Sunday, September 6, 2015

Never Sleep Again

Recently the world found out that we'd lost a horror legend. Wes Craven had had a hand in an absolutely ridiculous number of iconic films, helping to shape the industry. Like a lot of people, especially in my age group, his most memorable films were the Elm Street franchise. While I know for sure that I'd seen Last House On The Left first, A Nightmare On Elm Street form a solid chunk of my earliest memories. So, in honor of Wes Craven, I'm going to tell a really horrific story. It's a true one, and now seems as good a time as any to traumatize anyone stupid enough to read this.



I'd mentioned before that my stepfather had worked for the junk yard that had been used in one of the Elm Street films, and had met both Wes and Robert Englund on separate occasions . I've mentioned that he was fond of smacking my mom around as well. What I hadn't gotten into is what a fucking monster he was. In addition to being a drunk and generally a piece of shit, he was a pedophile and rapist as well. When my mom married him she was young and kind of stupid, and never imagined that he wasn't just marrying her to have a young attractive wife. He'd seen in a young unwed mother, strapped for cash, access to his favorite kind of sex "partner" - the kind that was too small and too weak to fight.

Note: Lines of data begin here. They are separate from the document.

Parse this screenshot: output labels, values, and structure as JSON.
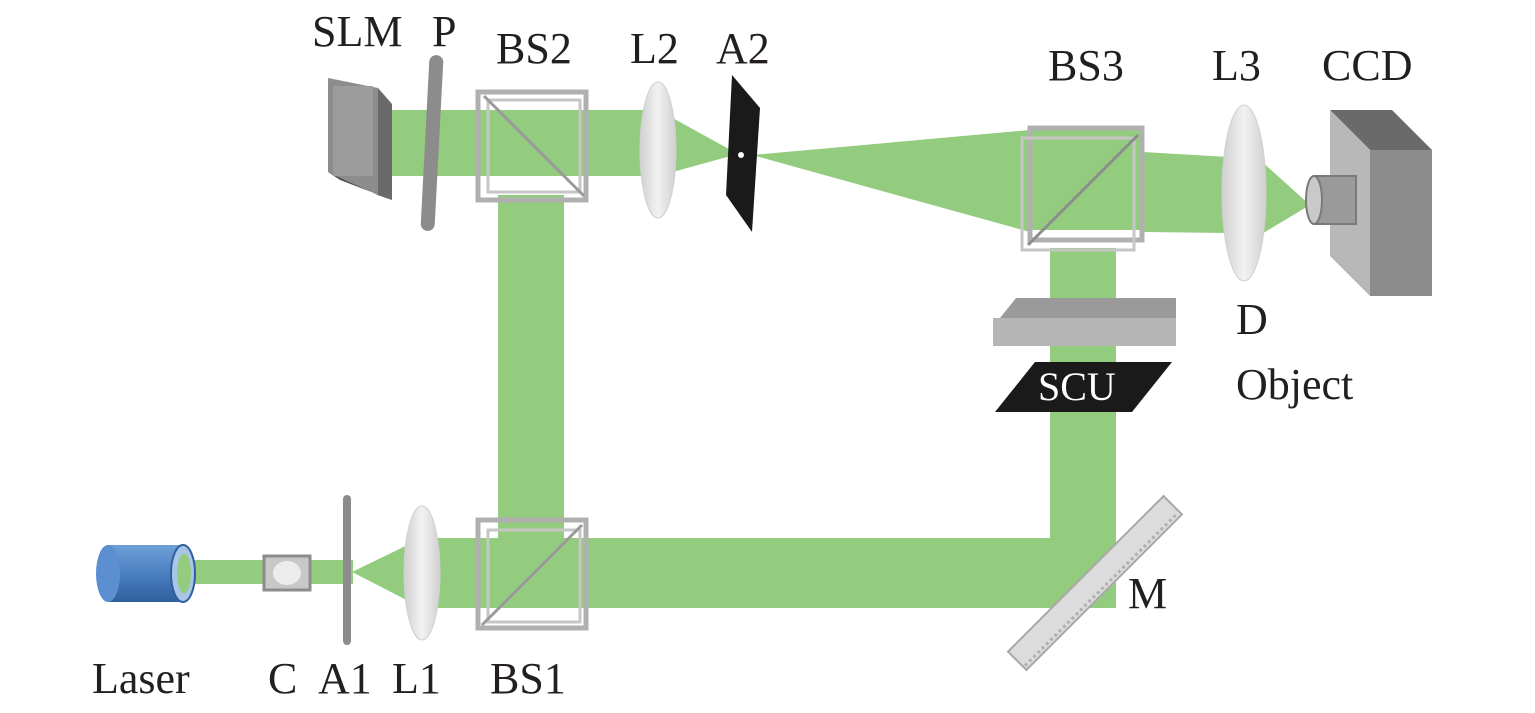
{
  "diagram": {
    "type": "optical-setup",
    "beam_color": "#93cc7e",
    "labels": {
      "slm": "SLM",
      "p": "P",
      "bs2": "BS2",
      "l2": "L2",
      "a2": "A2",
      "bs3": "BS3",
      "l3": "L3",
      "ccd": "CCD",
      "d": "D",
      "object": "Object",
      "scu": "SCU",
      "m": "M",
      "laser": "Laser",
      "c": "C",
      "a1": "A1",
      "l1": "L1",
      "bs1": "BS1"
    },
    "colors": {
      "laser_body": "#4a7fc1",
      "component_gray": "#8c8c8c",
      "lens": "#e3e3e3",
      "aperture": "#1a1a1a",
      "scu_fill": "#1a1a1a",
      "object_plate": "#b5b5b5"
    }
  }
}
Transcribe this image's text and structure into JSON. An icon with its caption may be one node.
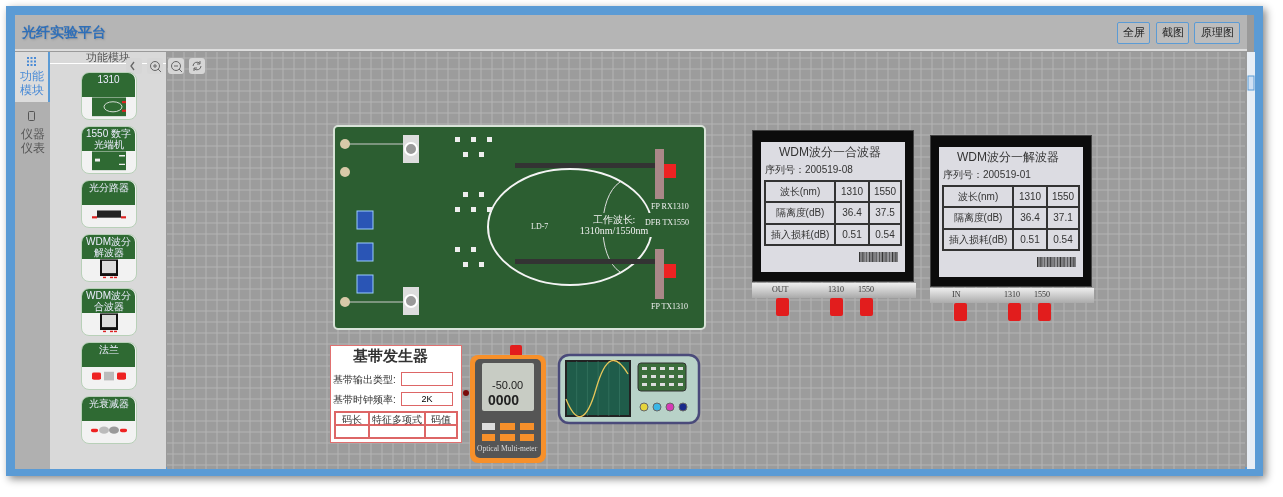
{
  "diagram": {
    "title": "光纤实验平台",
    "nodes": [
      {
        "text": [
          "1310"
        ]
      },
      {
        "text": [
          "1550 数字光端机"
        ]
      },
      {
        "text": [
          "光分路器"
        ]
      },
      {
        "text": [
          "WDM波分解波器"
        ]
      },
      {
        "text": [
          "WDM波分合波器"
        ]
      },
      {
        "text": [
          "法兰"
        ]
      },
      {
        "text": [
          "光衰减器"
        ]
      },
      {
        "text": [
          "LD-7",
          "工作波长: 1310nm/1550nm",
          "FP RX1310",
          "DFB TX1550",
          "FP TX1310"
        ]
      },
      {
        "text": [
          "WDM波分一合波器",
          "序列号：200519-08",
          "波长(nm)",
          "1310",
          "1550",
          "隔离度(dB)",
          "36.4",
          "37.5",
          "插入损耗(dB)",
          "0.51",
          "0.54",
          "OUT",
          "1310",
          "1550"
        ]
      },
      {
        "text": [
          "WDM波分一解波器",
          "序列号：200519-01",
          "波长(nm)",
          "1310",
          "1550",
          "隔离度(dB)",
          "36.4",
          "37.1",
          "插入损耗(dB)",
          "0.51",
          "0.54",
          "IN",
          "1310",
          "1550"
        ]
      },
      {
        "text": [
          "基带发生器",
          "基带输出类型:",
          "基带时钟频率:",
          "2K",
          "码长",
          "特征多项式",
          "码值"
        ]
      },
      {
        "text": [
          "-50.00",
          "0000",
          "Optical Multi-meter"
        ]
      },
      {
        "text": [],
        "shape": "picture"
      }
    ],
    "labels": [
      "全屏",
      "截图",
      "原理图",
      "功能模块",
      "仪器仪表",
      "功能模块"
    ]
  }
}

I was two years old.



While A Nightmare On Elm Street wasn't the first horror film I'd ever seen, it's the one that has stayed in sharp detail, fresh in my mind nearly 30 years later. It was certainly a terrifying movie, especially for such a young child, but it was especially horrifying for a kid that was living in a household that was horrifying in itself. The fact that Freddy Krueger was a child molester was glossed over, but a fact that I quickly picked up on. His method of killing has been likened to rape, and the parallel was obvious to me right away. The fact that the parents in his community took vengeance into their own hands, only to inadvertently create an even greater monster, confirmed in my mind that no one would ever help me. No one could save us.

In a child's way, I drew comparisons between the Freddy Krueger character and my very real stepfather. I'm not sure if I imagined the resemblance, but I saw a physical one to match the emotional one.



To this day I still have nightmares about Freddy Krueger. They're almost always intertwined with nightmares about my stepfather. Wes Craven created one of the most iconic fiction characters, not just in horror, but ever. He didn't mean to make a film about my worst nightmares, not mine specifically, but he did and not in a way that causes me to hate the films or him. I love Elm Street. I often wonder if other childhood abuse survivors have watched them with the same mindset as me. I've never seen anything, an article or an interview, from that perspective. I've wondered if I'd ever have the chance to meet Wes Craven, if I'd tell him about my stepfather. Would he have been polite about it, would he have been struck by how close to home he'd hit with some of his fans? I'll never know. I wonder what he'd say or think to know he'd met a real-life Freddy Krueger, someone's flesh-and-blood nightmare.



This was pretty short, but it was also pretty straight forward. I wanted to put this out there, in case anyone ever wondered if someone else had watched A Nightmare On Elm Street through the same filter.